My first real encounter with the controversy that can surround a book taught me all this convincingly and on an exceedingly small and intimate scale, taught me about individual taste, about adolescent insurrection, about that great chasm that sometimes arises between one generation and another. My gentle mother was sitting in our living room when she literally hurled the book she had been reading across the coffee table and onto the floor, where chance—and good fortune—made it land not far from my own feet. “This is a dirty book!” my mother said, leaving the room, leaving the book, leaving me to discover that Portnoy’s Complaint was as funny and intelligent a novel as I had ever read. I have to wonder now, with teenagers in the house, what my mother was thinking that day. Didn’t she know that the book felt deeply true at some level, that its sexual content was merely the garment to clothe its important notions about the nature of masculinity? And, above all, didn’t she know that I would pick it up and read it the moment she was gone, hearing her distress signal as the clarion cry to forbidden fruit?

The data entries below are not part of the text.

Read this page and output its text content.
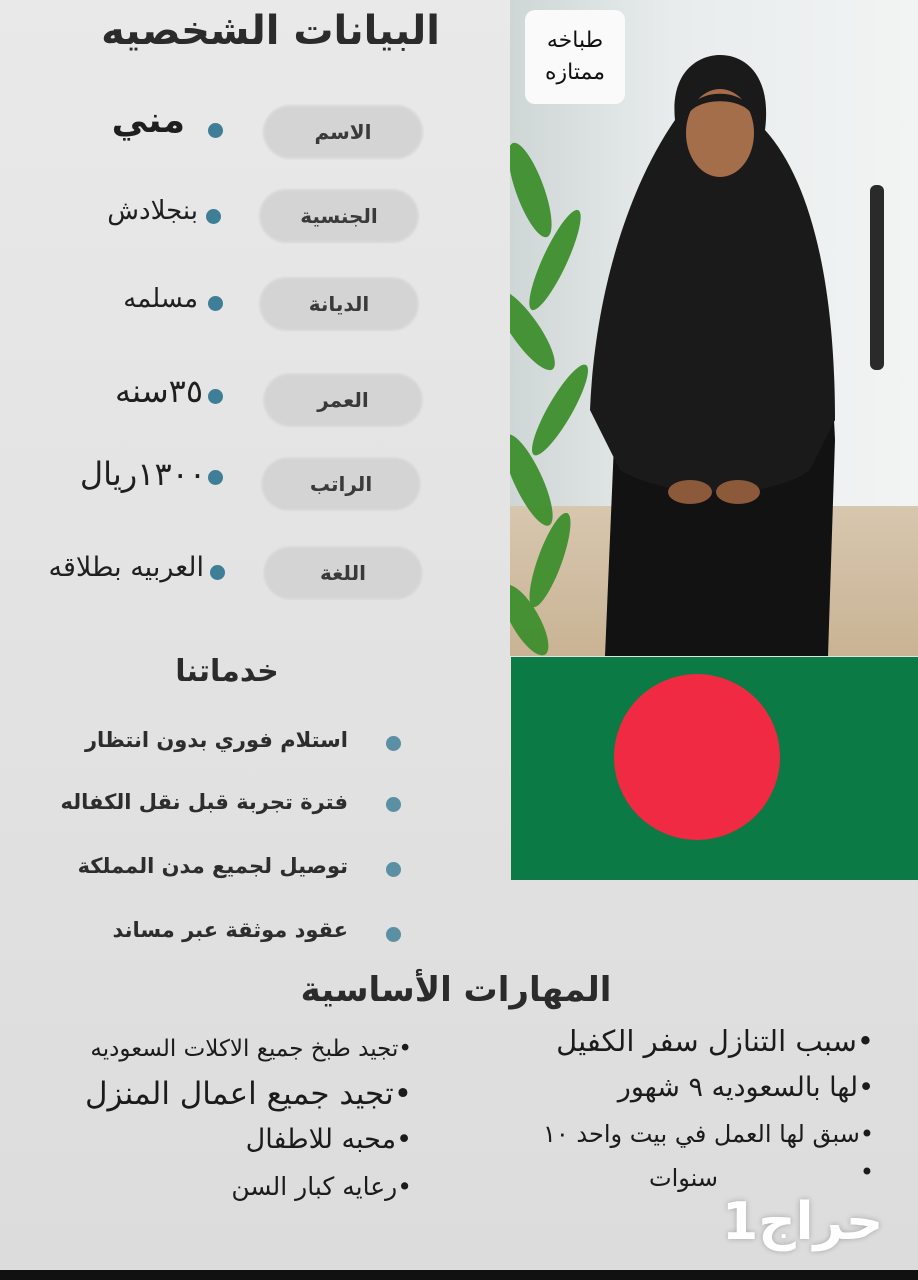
طباخه
ممتازه
البيانات الشخصيه
الاسم
مني
الجنسية
بنجلادش
الديانة
مسلمه
العمر
٣٥سنه
الراتب
١٣٠٠ريال
اللغة
العربيه بطلاقه
خدماتنا
استلام فوري بدون انتظار
فترة تجربة قبل نقل الكفاله
توصيل لجميع مدن المملكة
عقود موثقة عبر مساند
المهارات الأساسية
•تجيد طبخ جميع الاكلات السعوديه
•تجيد جميع اعمال المنزل
•محبه للاطفال
•رعايه كبار السن
•سبب التنازل سفر الكفيل
•لها بالسعوديه ٩ شهور
•سبق لها العمل في بيت واحد ١٠
•
سنوات
حراج1
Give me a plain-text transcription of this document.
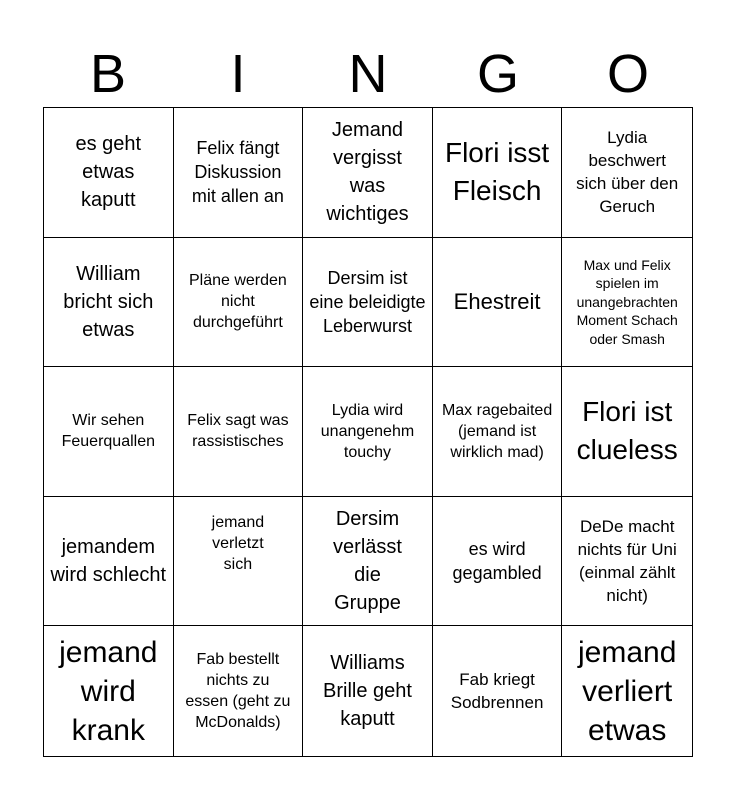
B	I	N	G	O
es geht etwas kaputt
Felix fängt Diskussion mit allen an
Jemand vergisst was wichtiges
Flori isst Fleisch
Lydia beschwert sich über den Geruch
William bricht sich etwas
Pläne werden nicht durchgeführt
Dersim ist eine beleidigte Leberwurst
Ehestreit
Max und Felix spielen im unangebrachten Moment Schach oder Smash
Wir sehen Feuerquallen
Felix sagt was rassistisches
Lydia wird unangenehm touchy
Max ragebaited (jemand ist wirklich mad)
Flori ist clueless
jemandem wird schlecht
jemand verletzt sich
Dersim verlässt die Gruppe
es wird gegambled
DeDe macht nichts für Uni (einmal zählt nicht)
jemand wird krank
Fab bestellt nichts zu essen (geht zu McDonalds)
Williams Brille geht kaputt
Fab kriegt Sodbrennen
jemand verliert etwas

  It is difficult not to think of that clarion call, of the notion of forbidden fruit, looking at the list of America’s banned books. It is difficult not to conclude, too, looking at the list, that the books dominating it are of two sorts: books that are inarguably excellent, and those that merely have the virtue of some sort of truth. The Banned Books Resource Guide of 1997 documents efforts to ban Sinclair Lewis, Moby Dick (because it “conflicts with the values of the community” in a town in Texas), Of Mice and Men, and Chaucer. It also has three pages detailing efforts to suppress the young adult novels of Judy Blume, which have sold millions of copies to adolescents who recognized their own problems and pain in their pages. Ms. Blume’s Forever, about sex between teenagers, was challenged in Scranton because it contains “four-letter words and talked about masturbation, birth control, and disobedience to parents,” in Missouri because it promotes “the stranglehold of humanism on life in America,” and was moved from the young adult section in Nebraska because it is “pornographic and does not promote the sanctity of … family life.”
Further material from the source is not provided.